I’m sort of obsessed with Thai curries, and if it weren’t for that I’d be more obsessed with other Thai dishes. I love the balance of bitter, salty, spicy, and sweet, and I’m always trying to guess which ingredient in each dish supplies one of those four elements.
I’ve never had the budget to attend a Thai cooking school (which are everywhere in Thailand), but I made it a point on my recent two-week trip to the country to allow for one. Since I was spending close to a week on Ko Chang, I chose the class at Blue Lagoon on Khlong Prao, because I’d stayed at the guesthouse on my Lonely Planet research trip last year and loved it. The food was always spot-on, with most of the produce coming from an organic garden, and made even better by the ambiance of small eating pavilions that hover over the lagoon. Friendly staff rounded out the offerings, so I booked a 1200-baht (about $35USD), five-hour class.A staff of four instructed and prepped for our class of seven. As a group we decided which dishes to prepare (tom yum, tom kha, curry, pad thai, chicken with cashews, and mangoes with sticky rice and coconut milk). Two staff prepped the dishes, making sure we had the proper ingredients and portions, while the other two instructed us on how to chop vegetables, when to add stuff to the wok, how to extract coconut milk from the flesh of the fruit (it’s not the juice inside, by the way), and generally had a good time with us.

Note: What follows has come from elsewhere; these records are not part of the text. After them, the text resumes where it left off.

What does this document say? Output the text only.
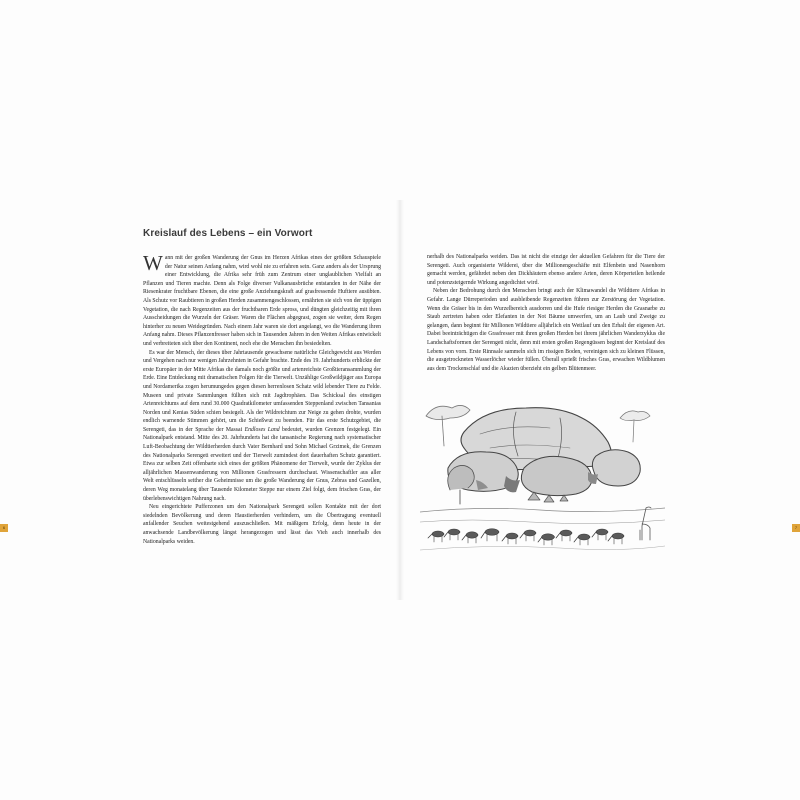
Kreislauf des Lebens – ein Vorwort

Wann mit der großen Wanderung der Gnus im Herzen Afrikas eines der größten Schauspiele der Natur seinen Anfang nahm, wird wohl nie zu erfahren sein. Ganz anders als der Ursprung einer Entwicklung, die Afrika sehr früh zum Zentrum einer unglaublichen Vielfalt an Pflanzen und Tieren machte. Denn als Folge diverser Vulkanausbrüche entstanden in der Nähe der Riesenkrater fruchtbare Ebenen, die eine große Anziehungskraft auf grasfressende Huftiere ausübten. Als Schutz vor Raubtieren in großen Herden zusammengeschlossen, ernährten sie sich von der üppigen Vegetation, die nach Regenzeiten aus der fruchtbaren Erde spross, und düngten gleichzeitig mit ihren Ausscheidungen die Wurzeln der Gräser. Waren die Flächen abgegrast, zogen sie weiter, dem Regen hinterher zu neuen Weidegründen. Nach einem Jahr waren sie dort angelangt, wo die Wanderung ihren Anfang nahm. Dieses Pflanzenfresser haben sich in Tausenden Jahren in den Weiten Afrikas entwickelt und verbreiteten sich über den Kontinent, noch ehe die Menschen ihn besiedelten.

Es war der Mensch, der dieses über Jahrtausende gewachsene natürliche Gleichgewicht aus Werden und Vergehen nach nur wenigen Jahrzehnten in Gefahr brachte. Ende des 19. Jahrhunderts erblickte der erste Europäer in der Mitte Afrikas die damals noch größte und artenreichste Großtieransammlung der Erde. Eine Entdeckung mit dramatischen Folgen für die Tierwelt. Unzählige Großwildjäger aus Europa und Nordamerika zogen herumungedes gegen diesen herrenlosen Schatz wild lebender Tiere zu Felde. Museen und private Sammlungen füllten sich mit Jagdtrophäen. Das Schicksal des einstigen Artenreichtums auf dem rund 30.000 Quadratkilometer umfassenden Steppenland zwischen Tansanias Norden und Kenias Süden schien besiegelt. Als der Wildreichtum zur Neige zu gehen drohte, wurden endlich warnende Stimmen gehört, um die Schießwut zu beenden. Für das erste Schutzgebiet, die Serengeti, das in der Sprache der Massai Endloses Land bedeutet, wurden Grenzen festgelegt. Ein Nationalpark entstand. Mitte des 20. Jahrhunderts hat die tansanische Regierung nach systematischer Luft-Beobachtung der Wildtierherden durch Vater Bernhard und Sohn Michael Grzimek, die Grenzen des Nationalparks Serengeti erweitert und der Tierwelt zumindest dort dauerhaften Schutz garantiert. Etwa zur selben Zeit offenbarte sich eines der größten Phänomene der Tierwelt, wurde der Zyklus der alljährlichen Massenwanderung von Millionen Grasfressern durchschaut. Wissenschaftler aus aller Welt entschlüsseln seither die Geheimnisse um die große Wanderung der Gnus, Zebras und Gazellen, deren Weg monatelang über Tausende Kilometer Steppe nur einem Ziel folgt, dem frischen Gras, der überlebenswichtigen Nahrung nach.

Neu eingerichtete Pufferzonen um den Nationalpark Serengeti sollen Kontakte mit der dort siedelnden Bevölkerung und deren Haustierherden verhindern, um die Übertragung eventuell anfallender Seuchen weitestgehend auszuschließen. Mit mäßigem Erfolg, denn heute in der anwachsende Landbevölkerung längst herangezogen und lässt das Vieh auch innerhalb des Nationalparks weiden.

nerhalb des Nationalparks weiden. Das ist nicht die einzige der aktuellen Gefahren für die Tiere der Serengeti. Auch organisierte Wilderei, über die Millionengeschäfte mit Elfenbein und Nasenhorn gemacht werden, gefährdet neben den Dickhäutern ebenso andere Arten, deren Körperteilen heilende und potenzsteigernde Wirkung angedichtet wird.

Neben der Bedrohung durch den Menschen bringt auch der Klimawandel die Wildtiere Afrikas in Gefahr. Lange Dürreperioden und ausbleibende Regenzeiten führen zur Zerstörung der Vegetation. Wenn die Gräser bis in den Wurzelbereich ausdorren und die Hufe riesiger Herden die Grasnarbe zu Staub zertreten haben oder Elefanten in der Not Bäume umwerfen, um an Laub und Zweige zu gelangen, dann beginnt für Millionen Wildtiere alljährlich ein Wettlauf um den Erhalt der eigenen Art. Dabei beeinträchtigen die Grasfresser mit ihren großen Herden bei ihrem jährlichen Wanderzyklus die Landschaftsformen der Serengeti nicht, denn mit ersten großen Regengüssen beginnt der Kreislauf des Lebens von vorn. Erste Rinnsale sammeln sich im rissigen Boden, vereinigen sich zu kleinen Flüssen, die ausgetrockneten Wasserlöcher wieder füllen. Überall sprießt frisches Gras, erwachen Wildblumen aus dem Trockenschlaf und die Akazien überzieht ein gelben Blütenmeer.

6	7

One of the instructors was the granddaughter of a woman whose original kitchen is available for tours; the recipes in the cookbook we got to take with us were all hers. While the dishes were typical, mainstream meals that are universally “Thai,” I still like the idea that somebody’s grandmother had added personal touches to some of my favorite foods.
Of the food we prepared, curry proved to be the most difficult. I’ve always believed that anyone who can read can cook (even though I’m a disaster in the kitchen), but with curry you also need some arm muscles. In theory you can use a food processor to make the paste, but, as with pesto, it is believed that using a mortar and pestle better brings out flavors and aromas. Grinding all of the ingredients up took at least 20 minutes and was more labor-intensive than kneading dough. Thankfully the staff had bulging biceps and took over for most of us.
I got to sit back and listen to one of my favorite Thai sounds, the “thock thock thock” of the mortar and pestle, and afterward enjoyed a Thai feast that I hope I can repeat back home.